Bitcoin Demand Skyrockets, Liquidity Crisis Looms

Mar 27, 2024 at 04:08 pm

CryptoQuant analysis reveals a "sell-side liquidity crisis," indicating that Bitcoin demand is rapidly outpacing supply. The report estimates that current sell-side liquidity can only meet demand for 12 months, with the supply dropping to six months if excluding Bitcoin on non-US exchanges. The surge in demand is attributed to US spot Bitcoin ETFs, while old supply is being reactivated as the supply squeeze intensifies.

Bitcoin Demand Skyrockets, Liquidity Crisis Looms

Bitcoin Demand Surges, Sell-Side Liquidity Crisis Imminent

March 26, 2023

In a bombshell report released today, blockchain analytics firm CryptoQuant has identified a looming "sell-side liquidity crisis" for Bitcoin (BTC), warning that the available supply of the cryptocurrency may soon fall short of escalating demand.

Record Demand, Dwindling Supply

The report, titled "Weekly Crypto Report," highlights a surge in Bitcoin demand over the past year, largely attributed to the introduction of spot Bitcoin exchange-traded funds (ETFs) in the United States. This relentless buying pressure has significantly depleted the available supply of Bitcoin, setting the stage for a potential supply crunch.

According to CryptoQuant's analysis, the current liquid inventory of Bitcoin is at its lowest level ever when measured against demand. The report estimates that this inventory is only sufficient to meet demand growing at the current rate for a mere twelve months.

Diminishing Liquidity, Rising Prices

The report further reveals that the sell-side liquidity for Bitcoin has been declining rapidly. This means that fewer sellers are willing to part with their Bitcoin at current prices, contributing to a tightening of supply and upward pressure on prices.

"Record Bitcoin demand paired with declining sell-side liquidity has resulted in the liquid inventory of Bitcoin plunging to the lowest ever in terms of months of demand," the report states.

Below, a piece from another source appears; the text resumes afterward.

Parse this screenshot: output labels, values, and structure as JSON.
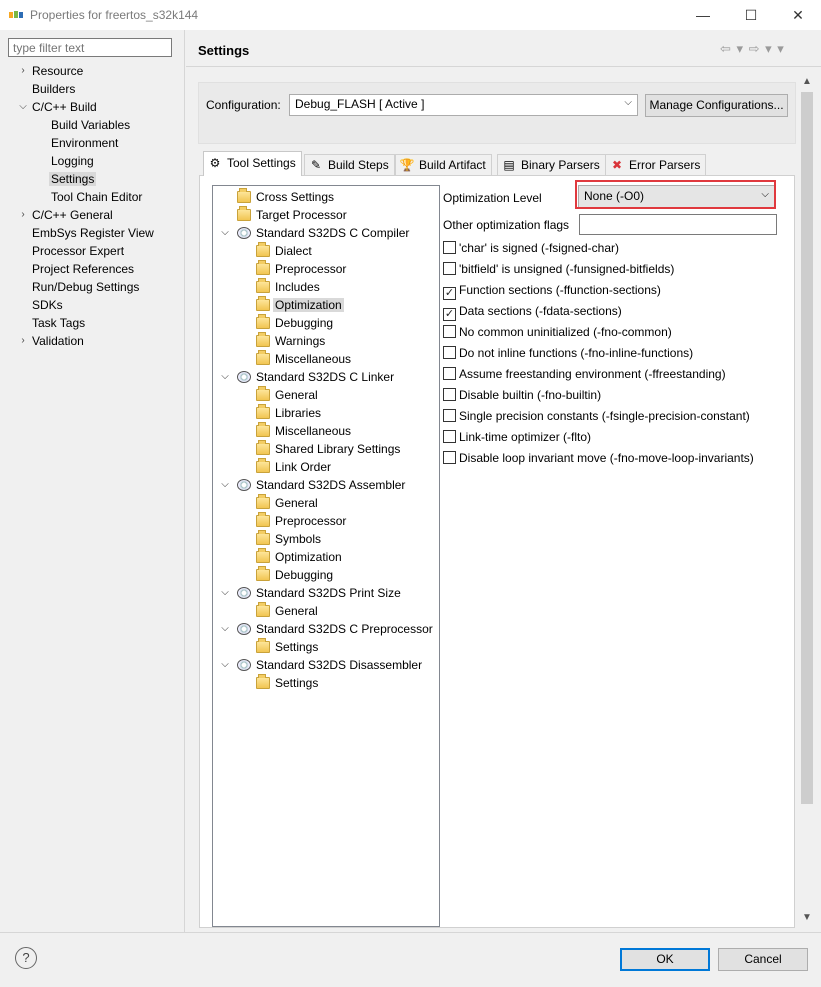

Exchanges Excluded, Supply Crunch Intensifies

The report also notes that the analysis only considers demand from accumulating addresses, which are wallets that have received but not sent any Bitcoin. This suggests that the net demand for Bitcoin may be even higher.

Moreover, if Bitcoin held on exchanges outside the United States is excluded from the analysis, the situation becomes more dire. In that scenario, the Bitcoin liquid inventory would only be sufficient to meet demand for six months. This is because US spot Bitcoin ETFs can only acquire Bitcoin from US-based entities.

Awakening of Old Supply

In a related development, CryptoQuant CEO Ki Young Ju pointed to data indicating that Bitcoin mined in 2010 and dormant since then has suddenly become active. This may be a sign that the sell-side liquidity crisis is "waking up" old supply, as investors seek to capitalize on the rising demand.

ETF Inflows and Outflows

Despite the prevailing liquidity crisis, Bitcoin ETF inflows and outflows have been showing volatility. Following a period of consecutive net outflows, the latest data from Farside, a UK-based investment firm, shows net inflows of $400 million for March 25, the highest in two weeks.

Implications for Bitcoin's Future

The sell-side liquidity crisis for Bitcoin has profound implications for its future price trajectory. As demand continues to outstrip supply, the cryptocurrency may face upward price pressure, potentially leading to a sustained bull market. However, it is important to note that the cryptocurrency market remains volatile, and investors should exercise caution when making investment decisions.

This article does not constitute investment advice or recommendations. Investors should conduct their own due diligence before making any financial decisions.